When can neuropalliative care be useful?

Neuropalliative care can be considered for all patients with long-term neurologic conditions. However, this is especially true for patients who are having swallowing problems, recurrent infections, or have had their first aspiration pneumonia.6,7 Additionally, patients who are experiencing significant declines in functional status, cognitive deterioration, weight loss, or who have major complex symptoms are also likely to benefit from neuropalliative care.6,7 Furthermore, a recent study on patients with progressive neurological diseases (Parkinson disease, multiple sclerosis, and motor neuron disease) revealed that neuropalliative care significantly decreased symptom burden while it also improved emotional and social functioning and improved global QoL.8


An important tool for improving QoL

Providing that extra layer of support for complex patients and their families, neuropalliative care could lead to improved QoL, whilst reducing the burden of care on family members or caregivers, and most importantly tackling complex medical, psychosocial and even spiritual issues.

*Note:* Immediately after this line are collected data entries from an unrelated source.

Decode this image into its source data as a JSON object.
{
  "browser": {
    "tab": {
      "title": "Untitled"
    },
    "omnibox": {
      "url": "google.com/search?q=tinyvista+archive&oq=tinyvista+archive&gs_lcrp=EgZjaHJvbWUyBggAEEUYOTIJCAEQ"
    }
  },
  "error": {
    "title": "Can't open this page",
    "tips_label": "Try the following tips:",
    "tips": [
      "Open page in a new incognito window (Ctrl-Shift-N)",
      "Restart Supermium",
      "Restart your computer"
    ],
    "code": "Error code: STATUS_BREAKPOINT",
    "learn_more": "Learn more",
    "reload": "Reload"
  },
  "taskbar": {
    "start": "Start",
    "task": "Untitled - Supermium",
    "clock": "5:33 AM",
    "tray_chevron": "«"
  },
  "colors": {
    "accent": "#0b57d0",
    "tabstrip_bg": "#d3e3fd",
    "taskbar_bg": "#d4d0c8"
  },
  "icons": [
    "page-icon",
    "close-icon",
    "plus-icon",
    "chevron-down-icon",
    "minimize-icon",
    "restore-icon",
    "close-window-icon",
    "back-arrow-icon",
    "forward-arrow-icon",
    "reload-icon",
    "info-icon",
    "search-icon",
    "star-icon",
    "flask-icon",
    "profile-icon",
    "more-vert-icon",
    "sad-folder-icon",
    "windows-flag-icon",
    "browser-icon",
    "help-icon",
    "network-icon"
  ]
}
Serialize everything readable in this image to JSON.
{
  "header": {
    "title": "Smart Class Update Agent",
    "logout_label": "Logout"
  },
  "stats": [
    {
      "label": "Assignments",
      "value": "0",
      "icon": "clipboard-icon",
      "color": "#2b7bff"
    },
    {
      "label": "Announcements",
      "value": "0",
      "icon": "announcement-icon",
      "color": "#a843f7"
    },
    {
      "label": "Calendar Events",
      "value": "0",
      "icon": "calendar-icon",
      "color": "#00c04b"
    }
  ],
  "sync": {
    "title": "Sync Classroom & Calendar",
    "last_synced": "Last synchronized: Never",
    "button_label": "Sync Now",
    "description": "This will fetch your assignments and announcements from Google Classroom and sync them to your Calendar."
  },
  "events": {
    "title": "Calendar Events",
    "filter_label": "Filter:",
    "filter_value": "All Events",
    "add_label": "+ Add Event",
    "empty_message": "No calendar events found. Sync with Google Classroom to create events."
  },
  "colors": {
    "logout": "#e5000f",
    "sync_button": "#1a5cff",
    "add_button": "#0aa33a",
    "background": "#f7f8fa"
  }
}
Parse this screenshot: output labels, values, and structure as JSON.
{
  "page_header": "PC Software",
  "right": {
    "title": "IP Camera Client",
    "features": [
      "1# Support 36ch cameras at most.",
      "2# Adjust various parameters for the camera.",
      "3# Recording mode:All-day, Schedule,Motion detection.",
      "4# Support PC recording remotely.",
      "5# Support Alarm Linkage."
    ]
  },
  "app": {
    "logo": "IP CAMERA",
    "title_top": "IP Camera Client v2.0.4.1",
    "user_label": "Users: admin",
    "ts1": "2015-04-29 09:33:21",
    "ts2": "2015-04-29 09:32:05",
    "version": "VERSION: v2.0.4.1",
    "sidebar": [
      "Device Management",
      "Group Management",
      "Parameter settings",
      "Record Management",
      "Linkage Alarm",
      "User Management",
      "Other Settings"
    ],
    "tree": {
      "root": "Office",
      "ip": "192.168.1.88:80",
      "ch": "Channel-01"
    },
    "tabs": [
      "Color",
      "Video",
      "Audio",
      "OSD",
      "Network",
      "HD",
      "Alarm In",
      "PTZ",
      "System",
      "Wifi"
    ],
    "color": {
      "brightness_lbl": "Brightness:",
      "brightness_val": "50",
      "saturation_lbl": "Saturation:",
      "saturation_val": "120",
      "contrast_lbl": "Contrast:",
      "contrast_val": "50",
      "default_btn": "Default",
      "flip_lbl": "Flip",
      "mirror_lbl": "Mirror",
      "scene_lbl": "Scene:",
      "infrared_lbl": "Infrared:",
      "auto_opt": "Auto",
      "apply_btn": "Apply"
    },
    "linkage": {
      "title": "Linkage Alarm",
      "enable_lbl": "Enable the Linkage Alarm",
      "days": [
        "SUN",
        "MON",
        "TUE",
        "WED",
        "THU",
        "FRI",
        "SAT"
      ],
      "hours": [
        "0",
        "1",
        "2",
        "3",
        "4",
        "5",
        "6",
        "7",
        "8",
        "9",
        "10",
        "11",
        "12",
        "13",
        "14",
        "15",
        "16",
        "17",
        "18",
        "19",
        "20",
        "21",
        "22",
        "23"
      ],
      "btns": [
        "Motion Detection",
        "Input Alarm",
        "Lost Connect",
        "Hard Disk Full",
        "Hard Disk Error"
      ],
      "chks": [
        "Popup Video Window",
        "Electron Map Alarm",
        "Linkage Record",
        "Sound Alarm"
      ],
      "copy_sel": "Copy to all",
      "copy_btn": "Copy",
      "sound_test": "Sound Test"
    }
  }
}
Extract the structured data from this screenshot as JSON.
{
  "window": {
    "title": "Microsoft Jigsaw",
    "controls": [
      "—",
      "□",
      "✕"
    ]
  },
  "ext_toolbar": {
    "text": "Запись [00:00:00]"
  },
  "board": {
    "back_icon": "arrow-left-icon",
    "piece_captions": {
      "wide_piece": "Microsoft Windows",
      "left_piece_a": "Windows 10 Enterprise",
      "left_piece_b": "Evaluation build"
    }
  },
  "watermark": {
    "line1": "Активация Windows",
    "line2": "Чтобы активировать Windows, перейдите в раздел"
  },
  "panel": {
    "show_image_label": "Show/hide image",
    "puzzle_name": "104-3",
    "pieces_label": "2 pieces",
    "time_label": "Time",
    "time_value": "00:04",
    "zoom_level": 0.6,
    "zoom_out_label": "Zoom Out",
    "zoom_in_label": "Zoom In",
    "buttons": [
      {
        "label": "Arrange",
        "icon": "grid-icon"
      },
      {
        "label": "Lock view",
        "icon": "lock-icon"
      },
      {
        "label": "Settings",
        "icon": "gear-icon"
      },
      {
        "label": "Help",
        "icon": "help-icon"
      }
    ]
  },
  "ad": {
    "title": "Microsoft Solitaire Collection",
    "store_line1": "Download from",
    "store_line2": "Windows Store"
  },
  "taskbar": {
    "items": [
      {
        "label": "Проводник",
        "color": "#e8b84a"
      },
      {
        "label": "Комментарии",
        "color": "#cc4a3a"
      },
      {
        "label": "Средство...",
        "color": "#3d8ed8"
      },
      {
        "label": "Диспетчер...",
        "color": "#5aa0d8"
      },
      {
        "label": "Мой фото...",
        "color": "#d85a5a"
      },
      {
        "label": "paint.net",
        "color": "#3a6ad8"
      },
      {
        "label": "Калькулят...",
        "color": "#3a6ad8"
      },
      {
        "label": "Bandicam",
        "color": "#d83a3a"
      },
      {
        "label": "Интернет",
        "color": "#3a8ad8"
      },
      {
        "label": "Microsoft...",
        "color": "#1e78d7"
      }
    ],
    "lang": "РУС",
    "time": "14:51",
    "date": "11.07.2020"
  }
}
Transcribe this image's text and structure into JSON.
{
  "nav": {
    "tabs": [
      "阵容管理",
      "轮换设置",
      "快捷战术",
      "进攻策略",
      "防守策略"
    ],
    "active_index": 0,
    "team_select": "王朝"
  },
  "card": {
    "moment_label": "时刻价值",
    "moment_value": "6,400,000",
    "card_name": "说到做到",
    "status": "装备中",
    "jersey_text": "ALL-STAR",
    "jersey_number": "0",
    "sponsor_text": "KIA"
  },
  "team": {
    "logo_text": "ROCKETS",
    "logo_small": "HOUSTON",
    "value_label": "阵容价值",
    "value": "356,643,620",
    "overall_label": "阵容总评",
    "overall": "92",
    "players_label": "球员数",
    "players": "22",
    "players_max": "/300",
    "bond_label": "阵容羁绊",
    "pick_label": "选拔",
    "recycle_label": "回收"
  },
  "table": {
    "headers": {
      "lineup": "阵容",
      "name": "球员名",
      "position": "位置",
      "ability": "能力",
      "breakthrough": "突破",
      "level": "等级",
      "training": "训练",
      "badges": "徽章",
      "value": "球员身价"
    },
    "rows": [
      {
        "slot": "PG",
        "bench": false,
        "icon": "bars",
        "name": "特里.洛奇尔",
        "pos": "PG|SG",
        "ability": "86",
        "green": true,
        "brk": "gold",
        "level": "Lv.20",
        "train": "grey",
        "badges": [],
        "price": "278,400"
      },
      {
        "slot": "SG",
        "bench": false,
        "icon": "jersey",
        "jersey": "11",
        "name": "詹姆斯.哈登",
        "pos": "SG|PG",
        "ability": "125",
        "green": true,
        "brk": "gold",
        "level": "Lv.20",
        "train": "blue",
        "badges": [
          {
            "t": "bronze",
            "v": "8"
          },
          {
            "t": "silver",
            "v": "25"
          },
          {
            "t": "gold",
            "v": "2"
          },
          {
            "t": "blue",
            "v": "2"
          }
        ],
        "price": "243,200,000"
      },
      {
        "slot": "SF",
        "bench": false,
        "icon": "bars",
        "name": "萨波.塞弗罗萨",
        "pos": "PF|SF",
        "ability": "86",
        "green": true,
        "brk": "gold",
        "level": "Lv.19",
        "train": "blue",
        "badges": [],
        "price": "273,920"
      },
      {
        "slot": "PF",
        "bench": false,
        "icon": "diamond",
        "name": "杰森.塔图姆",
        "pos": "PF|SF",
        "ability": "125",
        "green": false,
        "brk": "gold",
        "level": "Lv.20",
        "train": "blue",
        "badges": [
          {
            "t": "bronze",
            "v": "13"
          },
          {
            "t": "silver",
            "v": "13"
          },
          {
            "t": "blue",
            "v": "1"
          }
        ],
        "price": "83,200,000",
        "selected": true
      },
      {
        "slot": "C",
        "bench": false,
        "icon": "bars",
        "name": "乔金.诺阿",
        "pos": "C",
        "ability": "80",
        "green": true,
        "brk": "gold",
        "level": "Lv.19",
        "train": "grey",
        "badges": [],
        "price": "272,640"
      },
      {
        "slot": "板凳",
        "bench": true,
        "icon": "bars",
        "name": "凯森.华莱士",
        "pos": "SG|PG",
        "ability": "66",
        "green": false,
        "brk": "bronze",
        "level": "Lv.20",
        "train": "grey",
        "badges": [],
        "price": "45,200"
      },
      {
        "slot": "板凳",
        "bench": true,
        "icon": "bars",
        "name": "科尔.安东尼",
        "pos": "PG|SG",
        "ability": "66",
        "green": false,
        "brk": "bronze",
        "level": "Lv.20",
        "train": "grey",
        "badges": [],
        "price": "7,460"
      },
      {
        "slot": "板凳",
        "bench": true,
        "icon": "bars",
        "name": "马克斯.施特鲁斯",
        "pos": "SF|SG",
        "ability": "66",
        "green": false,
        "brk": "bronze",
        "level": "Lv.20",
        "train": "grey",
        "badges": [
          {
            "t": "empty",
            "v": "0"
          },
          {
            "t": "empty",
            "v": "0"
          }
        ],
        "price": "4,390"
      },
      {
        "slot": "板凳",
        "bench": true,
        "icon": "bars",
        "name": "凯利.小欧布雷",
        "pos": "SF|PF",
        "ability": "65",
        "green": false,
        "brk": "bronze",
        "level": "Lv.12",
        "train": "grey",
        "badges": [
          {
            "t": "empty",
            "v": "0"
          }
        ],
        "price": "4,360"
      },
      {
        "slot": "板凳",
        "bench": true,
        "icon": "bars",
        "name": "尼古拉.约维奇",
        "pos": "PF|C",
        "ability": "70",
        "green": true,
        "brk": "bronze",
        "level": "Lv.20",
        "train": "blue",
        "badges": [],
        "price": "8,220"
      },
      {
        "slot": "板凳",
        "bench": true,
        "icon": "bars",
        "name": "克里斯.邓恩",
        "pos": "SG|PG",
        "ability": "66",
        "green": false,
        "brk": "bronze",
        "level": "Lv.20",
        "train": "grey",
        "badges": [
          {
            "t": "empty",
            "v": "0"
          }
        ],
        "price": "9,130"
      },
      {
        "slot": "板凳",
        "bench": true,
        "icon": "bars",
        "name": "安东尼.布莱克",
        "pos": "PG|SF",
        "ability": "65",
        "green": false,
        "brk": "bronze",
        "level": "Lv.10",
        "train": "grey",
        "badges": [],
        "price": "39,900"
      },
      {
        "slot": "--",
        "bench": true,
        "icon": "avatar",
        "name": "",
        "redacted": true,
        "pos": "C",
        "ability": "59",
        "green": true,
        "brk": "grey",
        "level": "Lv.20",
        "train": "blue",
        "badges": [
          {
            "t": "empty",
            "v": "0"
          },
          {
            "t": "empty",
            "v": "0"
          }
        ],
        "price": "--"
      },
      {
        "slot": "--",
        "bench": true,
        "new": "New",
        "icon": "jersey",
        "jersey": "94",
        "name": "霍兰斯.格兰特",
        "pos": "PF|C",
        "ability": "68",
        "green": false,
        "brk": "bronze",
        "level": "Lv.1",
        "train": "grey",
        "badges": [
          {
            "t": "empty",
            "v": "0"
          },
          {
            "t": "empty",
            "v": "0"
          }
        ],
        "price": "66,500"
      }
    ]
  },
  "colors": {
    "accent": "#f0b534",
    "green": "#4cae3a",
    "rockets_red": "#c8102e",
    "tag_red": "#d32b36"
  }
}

More information on the emerging field of neuropalliative care is available at:


  1. Brizzi K, Creutzfeldt CJ. Neuropalliative Care: A Practical Guide for the Neurologist. Semin Neurol. 2018;38(5):569
  2. Boersma I, Miyasaki J, Kutner J, Kluger B. Palliative care and neurology: time for a paradigm shift. Neurology. 2014;83(6):561.
  3. Solari A, Giordano A, Sastre-Garriga J, et al. EAN Guideline on Palliative Care of People with Severe, Progressive Multiple Sclerosis. J Palliat Med. 2020;23(11):1426.
  4. World Health Organization. Palliative World Health Organization 2022.
  5. Kluger BM, Vaughan CL, Robinson MT, Creutzfeldt C, Subramanian I, Holloway RG. Neuropalliative care essentials for the COVID-19 crisis. Neurology. 2020;95(9):394
  6. Chang RS, Poon WS. “Triggers” for referral to neurology palliative care service. Ann Palliat Med. 2018;7(3):289
  7. Hussain J, Adams D, Allgar V, et al. Triggers in advanced neurological conditions: prediction and management of the terminal phase. BMJ Support Palliat Care 2014;4:30–3
  8. Bužgová R, Kozáková R, Bar M. The effect of neuropalliative care on quality of life and satisfaction with quality of care in patients with progressive neurological disease and their family caregivers: an interventional control study. BMC Palliat Care. 2020;19(1):143. Published 2020 Sep 16.